El planeta rojo se encuentra en pleno proceso de aeroterraformación, cubierto por una gigantesca esfera artificial de kevnio, diafeno y metal que lo envuelve para cocinar una nueva atmósfera. Desde principios del siglo XXII introduce en el planeta gases de efecto invernadero y clorofluorocarbonos para atrapar calor del Sol y radiación infrarroja y convertir Ozono en Oxígeno. Sobre el propio Marte grandes fábricas inyectan grandes cantidades de CO² a la atmósfera, gigantescos transformadores y plantas fotosintetizadoras lo convierten en Oxígeno y animales de laboratorio liberan a la atmósfera de forma natural CO² y metano. En el interior del planeta su corazón de hierro congelado se derrite poco a poco y algún día provocará que recuperare su campo magnético natural.
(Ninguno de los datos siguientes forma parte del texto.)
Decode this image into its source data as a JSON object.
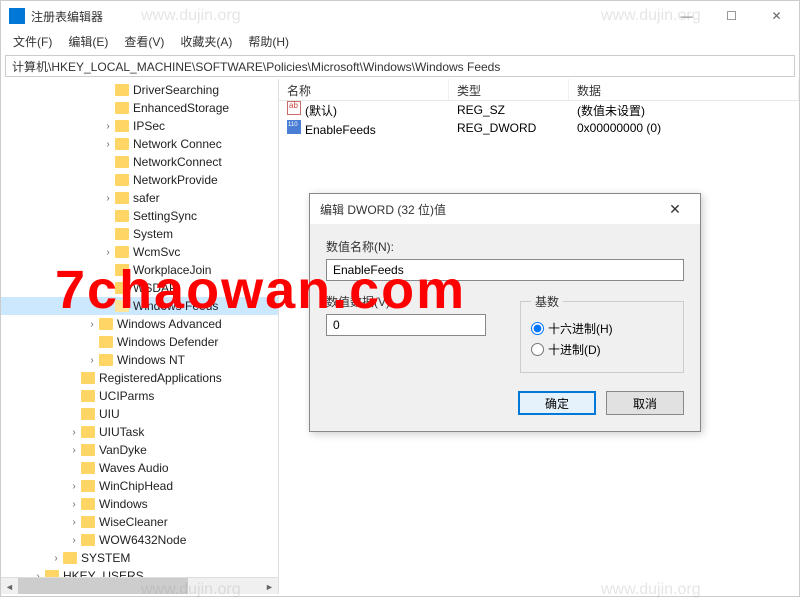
{
  "window": {
    "title": "注册表编辑器"
  },
  "menu": {
    "file": "文件(F)",
    "edit": "编辑(E)",
    "view": "查看(V)",
    "favorites": "收藏夹(A)",
    "help": "帮助(H)"
  },
  "address": "计算机\\HKEY_LOCAL_MACHINE\\SOFTWARE\\Policies\\Microsoft\\Windows\\Windows Feeds",
  "tree": [
    {
      "indent": 100,
      "expander": "",
      "label": "DriverSearching"
    },
    {
      "indent": 100,
      "expander": "",
      "label": "EnhancedStorage"
    },
    {
      "indent": 100,
      "expander": "›",
      "label": "IPSec"
    },
    {
      "indent": 100,
      "expander": "›",
      "label": "Network Connec"
    },
    {
      "indent": 100,
      "expander": "",
      "label": "NetworkConnect"
    },
    {
      "indent": 100,
      "expander": "",
      "label": "NetworkProvide"
    },
    {
      "indent": 100,
      "expander": "›",
      "label": "safer"
    },
    {
      "indent": 100,
      "expander": "",
      "label": "SettingSync"
    },
    {
      "indent": 100,
      "expander": "",
      "label": "System"
    },
    {
      "indent": 100,
      "expander": "›",
      "label": "WcmSvc"
    },
    {
      "indent": 100,
      "expander": "",
      "label": "WorkplaceJoin"
    },
    {
      "indent": 100,
      "expander": "",
      "label": "WSDAPI"
    },
    {
      "indent": 100,
      "expander": "",
      "label": "Windows Feeds",
      "selected": true
    },
    {
      "indent": 84,
      "expander": "›",
      "label": "Windows Advanced"
    },
    {
      "indent": 84,
      "expander": "",
      "label": "Windows Defender"
    },
    {
      "indent": 84,
      "expander": "›",
      "label": "Windows NT"
    },
    {
      "indent": 66,
      "expander": "",
      "label": "RegisteredApplications"
    },
    {
      "indent": 66,
      "expander": "",
      "label": "UCIParms"
    },
    {
      "indent": 66,
      "expander": "",
      "label": "UIU"
    },
    {
      "indent": 66,
      "expander": "›",
      "label": "UIUTask"
    },
    {
      "indent": 66,
      "expander": "›",
      "label": "VanDyke"
    },
    {
      "indent": 66,
      "expander": "",
      "label": "Waves Audio"
    },
    {
      "indent": 66,
      "expander": "›",
      "label": "WinChipHead"
    },
    {
      "indent": 66,
      "expander": "›",
      "label": "Windows"
    },
    {
      "indent": 66,
      "expander": "›",
      "label": "WiseCleaner"
    },
    {
      "indent": 66,
      "expander": "›",
      "label": "WOW6432Node"
    },
    {
      "indent": 48,
      "expander": "›",
      "label": "SYSTEM"
    },
    {
      "indent": 30,
      "expander": "›",
      "label": "HKEY_USERS"
    }
  ],
  "list": {
    "headers": {
      "name": "名称",
      "type": "类型",
      "data": "数据"
    },
    "rows": [
      {
        "icon": "string",
        "name": "(默认)",
        "type": "REG_SZ",
        "data": "(数值未设置)"
      },
      {
        "icon": "dword",
        "name": "EnableFeeds",
        "type": "REG_DWORD",
        "data": "0x00000000 (0)"
      }
    ]
  },
  "dialog": {
    "title": "编辑 DWORD (32 位)值",
    "name_label": "数值名称(N):",
    "name_value": "EnableFeeds",
    "data_label": "数值数据(V):",
    "data_value": "0",
    "base_label": "基数",
    "radix_hex": "十六进制(H)",
    "radix_dec": "十进制(D)",
    "ok": "确定",
    "cancel": "取消"
  },
  "watermark": "7chaowan.com",
  "wm_dujin": "www.dujin.org"
}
Para tratar de sobrellevar la deprimente realidad que rodea al Hombre, el entretenimiento, el placer y las drogas se han llevado a los extremos. La última moda son los viajes en el tiempo, una forma rápida y barata de volver a vivir las épocas doradas de la Humanidad. Grandes empresas privadas como "Aevum" monopolizan el mercado de los viajes temporales y compiten con trasladores independientes apodados "extractores". Prohibidos en muchas ciudades-estado, éstos mercenarios del tiempo reviven nuestra Historia sabiendo que cada salto puede convertir su presente en un recuerdo y su futuro en un universo totalmente nuevo.